18:38:57: INFO [plot_mrc_size.py:77 (plot_mrc_size)]:   cachesim log: [INFO]  10-21-2023 18:37:39 cli_reader_utils.c:279  (tid=139990001845632): working set size: 62653404 object 4570314573187 byte
18:38:57: INFO [plot_mrc_size.py:77 (plot_mrc_size)]:   cachesim log: [INFO]  10-21-2023 18:37:56 cli_parser.c:545  (tid=139990001845632): trace path: ../../../shared/IBMObjectStorageTrace/IBMObjectStoreTrace018Part0-sliced-compressed, trace_type CSV_TRACE, ofilepath IBMObjectStoreTrace018Part0-sliced-compressed.cachesim, 32 threads, warmup -1 sec, total 16 algo x 9 size = 144 caches, fifo, lru, clock, slru, lfu, lfuda, arc, twoq, gdsf, hyperbolic, lecar, cacheus, lhd, qdlp, s3fifo, sieve, trace-type-params: time-col=1,obj-id-col=3,obj-size-col=4,delimiter=,,obj-id-is-num=0
18:38:57: INFO [plot_mrc_size.py:77 (plot_mrc_size)]:   cachesim log: [INFO]  10-21-2023 18:37:57 simulator.c:294  (tid=139990001845632): simulate_with_multi_caches starts computation, num_warmup_req 0, start cache FIFO size 426GiB, end cache Sieve size 4TiB, 144 caches, 32 threads, please wait
18:38:57: INFO [plot_mrc_size.py:77 (plot_mrc_size)]:   cachesim log:
18:38:57: ERROR [plot_mrc_size.py:259 (plot_mrc_size)]:     fail to compute mrc

Is there any restriction on the trace file size @1a1a11a?
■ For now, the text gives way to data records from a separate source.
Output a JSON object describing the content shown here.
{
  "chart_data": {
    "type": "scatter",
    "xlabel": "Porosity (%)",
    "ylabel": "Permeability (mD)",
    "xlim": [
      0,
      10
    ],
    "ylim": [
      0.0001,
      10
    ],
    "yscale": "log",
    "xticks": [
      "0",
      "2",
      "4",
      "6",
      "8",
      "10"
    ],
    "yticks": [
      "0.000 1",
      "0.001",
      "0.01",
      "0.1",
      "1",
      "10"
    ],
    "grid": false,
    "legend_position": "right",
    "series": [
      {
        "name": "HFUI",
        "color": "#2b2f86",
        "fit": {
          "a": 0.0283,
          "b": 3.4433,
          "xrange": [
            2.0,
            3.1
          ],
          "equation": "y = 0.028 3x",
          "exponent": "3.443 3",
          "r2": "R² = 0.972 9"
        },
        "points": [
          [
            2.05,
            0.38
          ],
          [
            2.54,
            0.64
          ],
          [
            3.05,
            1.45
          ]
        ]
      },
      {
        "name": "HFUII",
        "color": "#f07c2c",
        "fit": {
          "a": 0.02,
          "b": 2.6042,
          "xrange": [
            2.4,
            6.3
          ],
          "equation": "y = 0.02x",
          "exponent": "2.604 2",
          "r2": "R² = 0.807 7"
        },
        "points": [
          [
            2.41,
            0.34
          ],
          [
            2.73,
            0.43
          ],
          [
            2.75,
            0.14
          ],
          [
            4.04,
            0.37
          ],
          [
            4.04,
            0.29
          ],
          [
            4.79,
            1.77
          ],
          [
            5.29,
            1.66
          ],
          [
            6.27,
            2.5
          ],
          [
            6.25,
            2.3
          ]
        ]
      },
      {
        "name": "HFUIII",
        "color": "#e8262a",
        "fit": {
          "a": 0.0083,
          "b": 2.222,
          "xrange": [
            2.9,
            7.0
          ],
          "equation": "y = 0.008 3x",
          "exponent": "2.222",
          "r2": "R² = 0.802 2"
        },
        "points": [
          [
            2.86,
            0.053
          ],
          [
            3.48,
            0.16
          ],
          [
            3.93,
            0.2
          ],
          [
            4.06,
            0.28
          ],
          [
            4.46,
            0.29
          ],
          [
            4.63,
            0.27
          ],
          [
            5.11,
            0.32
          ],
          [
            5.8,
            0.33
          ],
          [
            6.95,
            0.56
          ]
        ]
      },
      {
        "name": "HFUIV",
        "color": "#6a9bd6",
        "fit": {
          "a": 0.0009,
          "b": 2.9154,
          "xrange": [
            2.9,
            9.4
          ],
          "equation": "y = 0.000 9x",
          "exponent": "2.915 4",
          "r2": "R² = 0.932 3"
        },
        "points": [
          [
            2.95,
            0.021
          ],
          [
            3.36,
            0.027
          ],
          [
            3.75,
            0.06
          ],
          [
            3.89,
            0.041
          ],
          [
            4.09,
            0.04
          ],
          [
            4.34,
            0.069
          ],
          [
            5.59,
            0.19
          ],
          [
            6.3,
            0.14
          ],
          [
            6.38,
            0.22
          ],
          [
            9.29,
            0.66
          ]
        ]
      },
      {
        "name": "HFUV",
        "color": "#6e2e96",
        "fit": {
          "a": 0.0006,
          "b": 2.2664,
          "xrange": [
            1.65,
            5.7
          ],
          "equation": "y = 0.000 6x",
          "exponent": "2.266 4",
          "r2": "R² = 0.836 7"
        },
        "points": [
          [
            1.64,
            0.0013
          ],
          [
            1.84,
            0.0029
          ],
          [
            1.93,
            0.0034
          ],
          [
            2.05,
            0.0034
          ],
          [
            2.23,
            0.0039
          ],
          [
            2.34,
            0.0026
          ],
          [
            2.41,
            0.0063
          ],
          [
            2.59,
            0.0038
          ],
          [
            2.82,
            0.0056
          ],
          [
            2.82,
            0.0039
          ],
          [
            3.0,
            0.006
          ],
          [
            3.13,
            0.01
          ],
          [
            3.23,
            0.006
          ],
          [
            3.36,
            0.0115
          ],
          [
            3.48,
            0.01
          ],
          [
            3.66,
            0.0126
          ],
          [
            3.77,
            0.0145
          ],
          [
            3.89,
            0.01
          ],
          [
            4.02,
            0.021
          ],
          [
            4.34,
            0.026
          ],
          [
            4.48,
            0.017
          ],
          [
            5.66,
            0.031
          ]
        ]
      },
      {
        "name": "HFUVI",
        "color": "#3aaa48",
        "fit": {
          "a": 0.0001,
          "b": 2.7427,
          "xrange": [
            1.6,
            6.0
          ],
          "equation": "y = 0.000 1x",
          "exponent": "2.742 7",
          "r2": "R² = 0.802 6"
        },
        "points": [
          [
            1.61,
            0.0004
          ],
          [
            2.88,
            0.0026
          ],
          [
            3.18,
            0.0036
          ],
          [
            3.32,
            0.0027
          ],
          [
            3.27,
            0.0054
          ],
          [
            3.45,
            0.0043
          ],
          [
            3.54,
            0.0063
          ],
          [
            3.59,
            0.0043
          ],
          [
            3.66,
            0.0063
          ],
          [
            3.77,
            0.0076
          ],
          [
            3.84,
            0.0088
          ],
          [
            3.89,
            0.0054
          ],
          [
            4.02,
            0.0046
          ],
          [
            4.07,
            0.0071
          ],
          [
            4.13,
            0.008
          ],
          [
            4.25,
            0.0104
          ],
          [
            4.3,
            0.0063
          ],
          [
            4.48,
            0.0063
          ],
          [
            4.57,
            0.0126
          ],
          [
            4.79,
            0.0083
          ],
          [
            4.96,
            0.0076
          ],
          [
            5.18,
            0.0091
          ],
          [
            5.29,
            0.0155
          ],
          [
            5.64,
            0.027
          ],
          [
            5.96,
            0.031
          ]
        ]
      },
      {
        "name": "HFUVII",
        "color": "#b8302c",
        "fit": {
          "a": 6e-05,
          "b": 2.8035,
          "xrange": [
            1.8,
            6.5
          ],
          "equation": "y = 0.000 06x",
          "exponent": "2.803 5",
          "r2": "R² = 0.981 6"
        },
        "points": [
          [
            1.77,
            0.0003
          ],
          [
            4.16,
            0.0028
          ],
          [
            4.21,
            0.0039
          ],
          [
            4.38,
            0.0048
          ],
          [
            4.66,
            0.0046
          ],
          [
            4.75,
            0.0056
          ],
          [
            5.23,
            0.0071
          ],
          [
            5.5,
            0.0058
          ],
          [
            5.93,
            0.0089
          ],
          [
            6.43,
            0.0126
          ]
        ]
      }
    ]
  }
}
1a1a11a commented 12 months ago

no there is no limit on trace file, but you are simulating 32 caches at the same time, so you need to make sure you have enough DRAM (some algorithms require a lot of DRAM), I would suggest reducing the number of threads

midsterx commented 11 months ago

Understood, I'll try that. Thank you!